14/06/2020

Hacinamiento en el Ferrocarril San Martín

La negligencia de Trenes Argentinos es foco de contagio

Esta semana, los medios transmitieron nuevas imágenes del ferrocarril San Martín colapsado por un servicio abarrotado de pasajeros sin distanciamiento social. Si bien el hacinamiento ya había sido denunciado por usuarios y trabajadores, ahora se agravó por la reducción de servicios tras la expansión del contagio entre los propios ferroviarios.


El pasado jueves 11, con el diagnóstico de Covid-19 en un auxiliar de estación, debió aislarse a 131 trabajadores (64 maquinistas y 67 ayudantes de conducción). Fueron remitidos a sus domicilios para ser visitados para el testeo en 72 hs. Otros 42 trabajadores (10 guardatrenes y 32 empleados de Murata) ya estaban licenciados desde la muerte por Covid-19 de los empleados de seguridad de Murata Miguel Olmedo y Juan Campos.


La responsabilidad de Murata en la expansión del virus en el ferrocarril es evidente. Despidió a 7 trabajadores por reclamar guantes y alcohol en gel al inicio de la cuarentena. Tras el diagnóstico positivo de Olmedo, un trabajador de riesgo de 64 años, la empresa no  testeó a los compañeros de contacto estrecho y los reubicó en otros objetivos del ferrocarril de intenso tránsito de pasajeros como José C. Paz, Retiro y José León Suárez, exponiendo a sus propios empleados, al personal ferroviario de planta permanente y a los usuarios.


Incluso trasladó a Plaza Constitución, cabecera del ferrocarril Roca, a una compañera de contacto estrecho con Olmedo, quien manifestó síntomas en servicio y resultó ser otro caso positivo. A los pocos días, disparó el contagio en otro vigilador del hall de la cabecera del Roca.

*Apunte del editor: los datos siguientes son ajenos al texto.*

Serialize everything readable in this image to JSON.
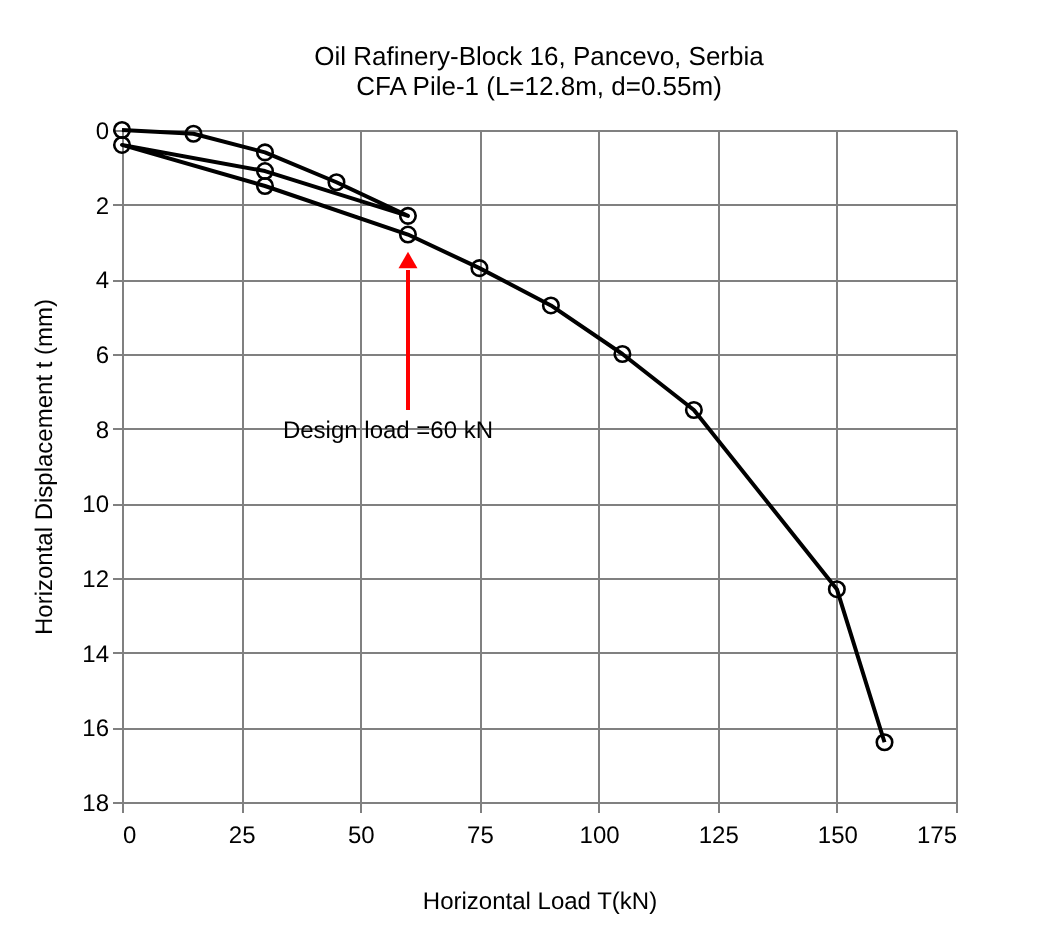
{
  "chart_data": {
    "type": "line",
    "title": "Oil Rafinery-Block 16, Pancevo, Serbia",
    "subtitle": "CFA Pile-1 (L=12.8m, d=0.55m)",
    "xlabel": "Horizontal Load T(kN)",
    "ylabel": "Horizontal Displacement  t (mm)",
    "series": [
      {
        "color": "#000000",
        "x": [
          0,
          15,
          30,
          45,
          60,
          30,
          0,
          30,
          60,
          75,
          90,
          105,
          120,
          150,
          160
        ],
        "values": [
          0,
          0.1,
          0.6,
          1.4,
          2.3,
          1.1,
          0.4,
          1.5,
          2.8,
          3.7,
          4.7,
          6.0,
          7.5,
          12.3,
          16.4
        ]
      }
    ],
    "xlim": [
      0,
      175
    ],
    "xticks": [
      0,
      25,
      50,
      75,
      100,
      125,
      150,
      175
    ],
    "ylim": [
      18,
      0
    ],
    "yticks": [
      0,
      2,
      4,
      6,
      8,
      10,
      12,
      14,
      16,
      18
    ],
    "grid": true,
    "marker": "circle",
    "line_style": "solid",
    "annotations": [
      "Design load =60 kN"
    ]
  }
}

Trenes Argentinos, por su parte, no respetó un protocolo de licenciamiento y testeo del todo el personal de contacto estrecho con varios casos denunciados por personal de planta permanente. Pero también es responsable de la impunidad con la cual actúan las tercerizadas de seguridad. Como lo reflejan las recientes amenazas de despidos proferidas al personal de MCM por parte de un supervisor de la empresa estatal ante un reclamo de testeos por un caso de contagio. Los micros que ahora se disponen en horario pico para trasladar pasajeros en el ferrocarril San Martín debieron estar mucho antes de este colapso del servicio.


Cuando el ministro de Transporte Mario Meoni mintió a los medios de que no existían contagios en las empresas del transporte pretendió sostener una línea de ocultamiento que ahora estalló por los aires y fue causa de esta expansión del coronavirus entre los trabajadores.


Ninguna de estas denuncias fue recogida por los sindicatos ferroviarios. Ninguno ha elaborado un protocolo de prevención. En algunos casos, los propios trabajadores de contacto estrecho le impusieron el licenciamiento preventivo a las jefaturas. Ese es el camino, pero con la organización y la acción colectiva. En defensa de nuestra salud y de los usuarios.


Exigimos:

– Control de Covid-19 (temperatura y saturación de oxígeno en sangre) para todo el personal del transporte al ingresar al servicio.

– Licenciamiento con pago íntegro del salario y testeo de todos los trabajadores de contacto estrecho con casos positivos.

– Conformación de comités obreros de seguridad e higiene electos en asambleas, con poder de veto, en cada lugar de trabajo, para elaborar nuestros protocolos y hacer cumplir las medidas de protección para nuestra salud y la de los pasajeros.